Coherencia entre lo que pensamos y lo que hacemos, coherencia entre aquello que sentimos y lo que demostramos con nuestras acciones, coherencia entre lo que decimos y nuestro comportamiento diario.
La coherencia es una de nuestras principales bazas para mantenernos a flote en un mundo tan loco como el que vivimos. Pero también puede convertirse en nuestra peor enemiga porque no hay nada más descorazonador que habitar o transitar espacios donde la coherencia brilla por su ausencia.
Estamos imbuidos en un modelo social basado en la explotación de todos y todo, por parte de una pequeña porción de personas.
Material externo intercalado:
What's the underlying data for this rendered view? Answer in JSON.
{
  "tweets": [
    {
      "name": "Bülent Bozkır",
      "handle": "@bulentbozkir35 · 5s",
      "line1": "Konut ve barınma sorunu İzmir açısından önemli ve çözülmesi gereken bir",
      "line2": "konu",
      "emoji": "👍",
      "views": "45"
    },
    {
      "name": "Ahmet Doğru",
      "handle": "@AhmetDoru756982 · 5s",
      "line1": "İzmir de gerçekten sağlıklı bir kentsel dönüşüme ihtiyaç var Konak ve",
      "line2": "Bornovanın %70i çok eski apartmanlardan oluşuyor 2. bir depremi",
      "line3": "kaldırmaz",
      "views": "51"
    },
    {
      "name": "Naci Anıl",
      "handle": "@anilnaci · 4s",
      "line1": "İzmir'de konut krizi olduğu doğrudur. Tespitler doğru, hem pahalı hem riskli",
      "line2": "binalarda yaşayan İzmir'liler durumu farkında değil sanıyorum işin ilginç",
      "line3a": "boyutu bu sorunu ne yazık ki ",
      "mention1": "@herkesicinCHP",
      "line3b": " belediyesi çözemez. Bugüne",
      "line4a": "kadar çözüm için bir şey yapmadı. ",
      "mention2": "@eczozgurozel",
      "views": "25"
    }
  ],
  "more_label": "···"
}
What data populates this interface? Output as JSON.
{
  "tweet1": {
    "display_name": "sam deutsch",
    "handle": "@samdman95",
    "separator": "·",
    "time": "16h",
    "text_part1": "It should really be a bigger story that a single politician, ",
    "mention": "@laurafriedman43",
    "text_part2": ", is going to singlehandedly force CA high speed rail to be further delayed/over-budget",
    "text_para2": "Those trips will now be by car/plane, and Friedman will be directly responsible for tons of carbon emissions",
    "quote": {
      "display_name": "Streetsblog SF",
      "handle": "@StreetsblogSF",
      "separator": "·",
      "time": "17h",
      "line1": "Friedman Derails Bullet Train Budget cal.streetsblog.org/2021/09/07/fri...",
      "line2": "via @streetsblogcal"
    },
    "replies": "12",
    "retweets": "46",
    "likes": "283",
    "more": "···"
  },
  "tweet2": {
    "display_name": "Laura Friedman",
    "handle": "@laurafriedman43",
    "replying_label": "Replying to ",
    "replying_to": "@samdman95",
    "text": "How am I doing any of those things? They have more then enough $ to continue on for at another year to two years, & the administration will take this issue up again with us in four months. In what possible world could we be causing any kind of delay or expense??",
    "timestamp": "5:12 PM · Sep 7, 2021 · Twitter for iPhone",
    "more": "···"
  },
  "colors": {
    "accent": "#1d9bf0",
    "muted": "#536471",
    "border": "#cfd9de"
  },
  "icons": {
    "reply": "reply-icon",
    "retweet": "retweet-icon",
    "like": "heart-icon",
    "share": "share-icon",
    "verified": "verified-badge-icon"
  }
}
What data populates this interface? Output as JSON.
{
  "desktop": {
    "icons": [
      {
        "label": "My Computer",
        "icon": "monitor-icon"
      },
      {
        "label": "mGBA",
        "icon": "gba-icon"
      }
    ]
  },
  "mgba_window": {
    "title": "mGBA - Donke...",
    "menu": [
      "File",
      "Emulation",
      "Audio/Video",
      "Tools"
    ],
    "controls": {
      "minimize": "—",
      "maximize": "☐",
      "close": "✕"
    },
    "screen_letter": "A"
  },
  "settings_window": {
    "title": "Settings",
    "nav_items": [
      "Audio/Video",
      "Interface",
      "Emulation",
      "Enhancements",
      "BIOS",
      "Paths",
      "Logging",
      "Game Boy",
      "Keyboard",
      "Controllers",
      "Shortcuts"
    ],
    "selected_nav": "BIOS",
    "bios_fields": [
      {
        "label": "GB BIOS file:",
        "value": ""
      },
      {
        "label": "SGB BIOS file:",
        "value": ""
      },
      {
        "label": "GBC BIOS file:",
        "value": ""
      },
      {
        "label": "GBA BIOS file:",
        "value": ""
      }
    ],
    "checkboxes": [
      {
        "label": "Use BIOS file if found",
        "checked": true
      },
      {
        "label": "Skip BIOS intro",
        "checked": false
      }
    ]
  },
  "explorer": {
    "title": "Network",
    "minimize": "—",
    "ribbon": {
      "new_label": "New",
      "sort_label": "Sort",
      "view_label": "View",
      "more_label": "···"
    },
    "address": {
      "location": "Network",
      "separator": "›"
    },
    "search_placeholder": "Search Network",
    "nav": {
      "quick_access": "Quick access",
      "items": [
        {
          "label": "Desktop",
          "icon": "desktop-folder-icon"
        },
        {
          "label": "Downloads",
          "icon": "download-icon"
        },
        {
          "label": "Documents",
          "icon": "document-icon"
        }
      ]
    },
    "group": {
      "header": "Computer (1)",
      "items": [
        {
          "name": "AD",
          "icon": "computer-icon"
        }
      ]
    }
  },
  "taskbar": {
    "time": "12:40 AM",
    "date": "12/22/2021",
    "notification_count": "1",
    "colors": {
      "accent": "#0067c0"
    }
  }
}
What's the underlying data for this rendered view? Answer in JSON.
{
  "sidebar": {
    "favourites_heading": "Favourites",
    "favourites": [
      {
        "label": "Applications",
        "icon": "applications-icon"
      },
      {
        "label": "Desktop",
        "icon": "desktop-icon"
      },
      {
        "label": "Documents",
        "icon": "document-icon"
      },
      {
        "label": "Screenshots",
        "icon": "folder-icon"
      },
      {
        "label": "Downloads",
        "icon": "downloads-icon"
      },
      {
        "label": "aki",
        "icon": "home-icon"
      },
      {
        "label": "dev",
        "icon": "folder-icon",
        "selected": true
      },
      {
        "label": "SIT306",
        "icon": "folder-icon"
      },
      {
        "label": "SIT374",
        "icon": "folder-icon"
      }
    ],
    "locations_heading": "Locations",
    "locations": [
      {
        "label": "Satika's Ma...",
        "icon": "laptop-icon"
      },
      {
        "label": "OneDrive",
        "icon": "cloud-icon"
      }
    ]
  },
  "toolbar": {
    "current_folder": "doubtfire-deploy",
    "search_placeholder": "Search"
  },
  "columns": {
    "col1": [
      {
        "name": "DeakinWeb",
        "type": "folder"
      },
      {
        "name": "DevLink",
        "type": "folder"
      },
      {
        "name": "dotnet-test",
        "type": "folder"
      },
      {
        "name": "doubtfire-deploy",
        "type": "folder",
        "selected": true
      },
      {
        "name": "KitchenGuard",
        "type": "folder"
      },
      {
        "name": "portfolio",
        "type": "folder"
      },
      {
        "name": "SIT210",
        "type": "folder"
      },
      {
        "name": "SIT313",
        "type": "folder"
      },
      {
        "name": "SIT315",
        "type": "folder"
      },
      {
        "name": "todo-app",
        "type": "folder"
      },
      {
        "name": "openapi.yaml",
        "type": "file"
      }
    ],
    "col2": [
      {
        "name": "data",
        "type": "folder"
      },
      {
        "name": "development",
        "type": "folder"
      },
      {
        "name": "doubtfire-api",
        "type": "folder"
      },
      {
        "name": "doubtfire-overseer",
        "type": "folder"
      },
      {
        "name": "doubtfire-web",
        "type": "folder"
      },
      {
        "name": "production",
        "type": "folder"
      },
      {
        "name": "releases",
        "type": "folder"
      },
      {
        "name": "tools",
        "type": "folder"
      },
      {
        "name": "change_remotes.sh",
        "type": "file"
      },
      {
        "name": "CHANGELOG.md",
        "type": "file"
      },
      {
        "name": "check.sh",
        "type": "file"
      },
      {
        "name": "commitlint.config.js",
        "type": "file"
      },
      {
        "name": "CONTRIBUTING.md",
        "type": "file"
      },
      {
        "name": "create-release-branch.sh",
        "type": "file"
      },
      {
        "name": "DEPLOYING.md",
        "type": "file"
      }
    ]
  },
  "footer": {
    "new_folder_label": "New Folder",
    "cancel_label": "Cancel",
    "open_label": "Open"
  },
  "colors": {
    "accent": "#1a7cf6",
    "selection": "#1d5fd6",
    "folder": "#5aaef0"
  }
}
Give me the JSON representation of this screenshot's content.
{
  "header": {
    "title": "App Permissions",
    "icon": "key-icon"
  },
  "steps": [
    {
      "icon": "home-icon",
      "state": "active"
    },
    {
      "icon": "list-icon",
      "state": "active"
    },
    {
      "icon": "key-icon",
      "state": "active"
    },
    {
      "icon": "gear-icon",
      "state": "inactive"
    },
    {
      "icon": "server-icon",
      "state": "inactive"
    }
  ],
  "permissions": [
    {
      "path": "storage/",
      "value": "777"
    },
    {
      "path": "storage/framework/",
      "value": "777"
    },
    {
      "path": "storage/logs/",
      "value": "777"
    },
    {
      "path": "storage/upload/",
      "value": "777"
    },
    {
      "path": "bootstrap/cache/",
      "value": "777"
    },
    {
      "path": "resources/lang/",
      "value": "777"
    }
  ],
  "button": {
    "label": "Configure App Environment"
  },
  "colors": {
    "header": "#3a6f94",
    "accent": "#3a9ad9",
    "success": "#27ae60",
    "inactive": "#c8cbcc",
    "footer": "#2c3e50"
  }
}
Sin embargo, su juego está tan bien montado que esa explotación no se produce de forma directa y vertical (obviamente porque por simple cuestión numérica es imposible); sino que la dominación toma forma piramidal y, así, se consigue que la inmensa mayoría de personas participe del mecanismo, ya que automáticamente (gracias a la programación socio-educativa) tienen la necesidad de perpetuar su situación ante el terror que sienten por la posibilidad de seguir descendiendo en esa pirámide infernal de sumisión. La pieza angular de este esquema es la perversa idea de que para contrarrestar este terror, el ser humano se contenta con mantener sus condiciones vitales tal y como están, sin darse cuenta (o sin querer darse cuenta) que así sólo consigue perpetuar y ahondar en la degradación humana.
A nuestro alrededor todas las corrientes, las dinámicas, los vientos nos arrastran por el camino del abandono y la decadencia, por el camino del autoengaño en forma de salvación personal, de una falsa felicidad individual por comparación con el desastre de la mayoría. Este camino permite, junto a una conciencia crítica social ausente, vivir en una apariencia de segura felicidad basada en la inevitabilidad de los acontecimientos y, por tanto, en la imposibilidad de actuar para cambiar el curso de los mismos (al fin y al cabo nuestro propio destino). Esta estrategia de existencia, libre de toda carga moral para aquellos que se dejan arrastrar por esta corriente, pone de manifiesto unos de los rasgos característicos del modelo social actual: la hipocresía. Esta hipocresía permite criticar todo lo que teóricamente contradice la norma social inculcada desde la más tierna infancia (en sí misma el mayor ejemplo de hipocresía posible) y, al mismo tiempo, permite no emprender acción alguna para cambiar el estado de las cosas, quedando así en una permanente situación de decadencia como seres humanos. Una manera de estar muy similar a una especie de infantilización perpetua en la que siempre se acaba dependiendo de la figura de poder que todo lo dispone y decide.
Esta inacción ante una realidad que golpea duramente y de la cual somos plenamente conscientes, provoca una suerte de estado permanente de esquizofrenia social. Este es un estado totalmente insoportable, sin embargo en una sociedad degradada y sin capacidad de crítica, la hipocresía es la salida menos costosa (al menos en apariencia y en términos totalmente superficiales) para continuar deambulando por la vida sin cuestionarse nada más allá de la mera supervivencia.
Esta deriva de hipocresía e inacción arrastra a la sociedad por una senda que conduce inevitablemente a la destrucción de cualquier posibilidad de cambio y evolución sumiendo a la sociedad en una espiral de la que difícilmente se puede salir sin iniciar, desde lo más cercano, lo más personal un camino que ineludiblemente debe pasar por poner la coherencia individual en primer plano de nuestro modo de vida. Como decía, la coherencia nos permite mantenernos cuerdos en este loco mundo, condición indispensable para iniciar el cambio.